VO2 Max and Lifespan: The Most Underrated Longevity Marker

In 122,007 patients, the least-fit faced ~5x the mortality of the fittest — with low fitness outranking smoking, diabetes, and coronary disease as a risk.

When people think about longevity, they reach for supplements and biomarkers. One of the strongest and most consistent associations with all-cause mortality is more old-fashioned: cardiorespiratory fitness, often summarized as VO2 max — the maximum rate at which your body can use oxygen.

The size of the effect

The clearest single dataset is Mandsager and colleagues (JAMA Network Open, 2018), a retrospective cohort of 122,007 patients who underwent exercise treadmill testing, followed for a median of 8.4 years, with 13,637 deaths recorded.
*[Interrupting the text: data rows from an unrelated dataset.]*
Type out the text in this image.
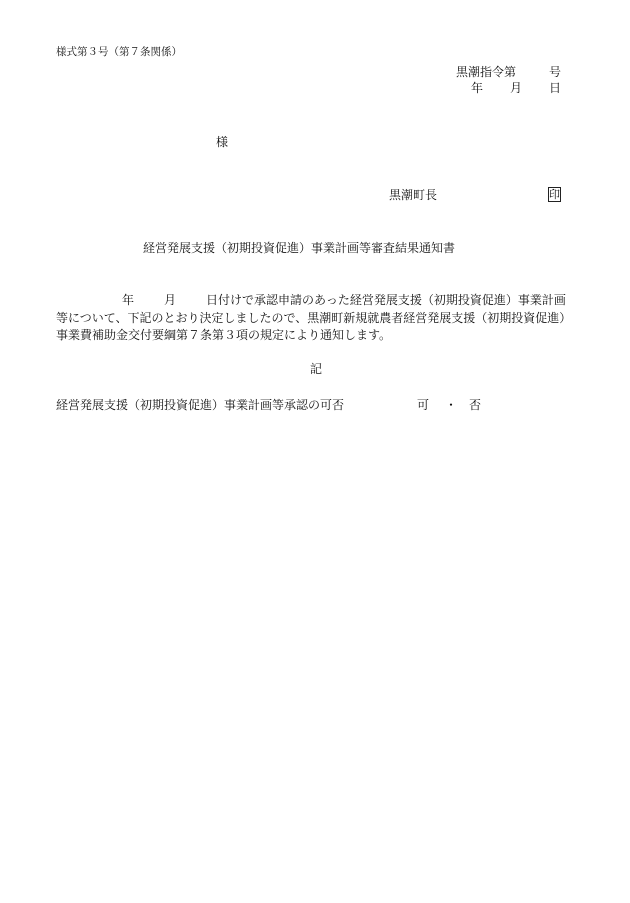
様式第３号（第７条関係）
黒潮指令第	号
年 月 日
様
黒潮町長	印
経営発展支援（初期投資促進）事業計画等審査結果通知書
年	月	日付けで承認申請のあった経営発展支援（初期投資促進）事業計画等について、下記のとおり決定しましたので、黒潮町新規就農者経営発展支援（初期投資促進）事業費補助金交付要綱第７条第３項の規定により通知します。
記
経営発展支援（初期投資促進）事業計画等承認の可否	可 ・ 否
  • Compared with elite performers, low-fitness patients had roughly five times the risk of all-cause mortality (adjusted HR 0.20 for elite vs. low; 95% CI 0.16–0.24).
  • Even elite fitness beat merely “high” fitness (HR 0.77; 95% CI 0.63–0.95) — the benefit kept climbing with no plateau or U-shaped harm at the top end.
  • Being below-average rather than above-average fitness carried an adjusted HR of 1.41 for death.

In this cohort, the mortality risk of low cardiorespiratory fitness exceeded that of established clinical risk factors — smoking (HR 1.41), diabetes (HR 1.40), and coronary artery disease (HR 1.29).

Correlation, causation, and honesty

These are observational findings, and fitter people differ from less-fit people in many ways that no statistical model fully captures. But the relationship is graded, biologically plausible, and reproducible, and — unlike your age or genes — fitness is trainable at essentially every age. That combination is why it’s worth prioritizing even under residual uncertainty about causality.

What actually moves VO2 max

  1. An aerobic base — large volumes of easy, conversational-effort work
  2. High-intensity intervals — a smaller dose of work near VO2 max
  3. Consistency over years — the adaptation compounds slowly

The takeaway

You can’t change your chronological age or most of your genes. You can change your cardiorespiratory fitness, and few measurable interventions show a stronger relationship with all-cause mortality. The data don’t prove that raising your VO2 max guarantees a longer life — but they make a strong case that it belongs near the top of the longevity list, not the bottom.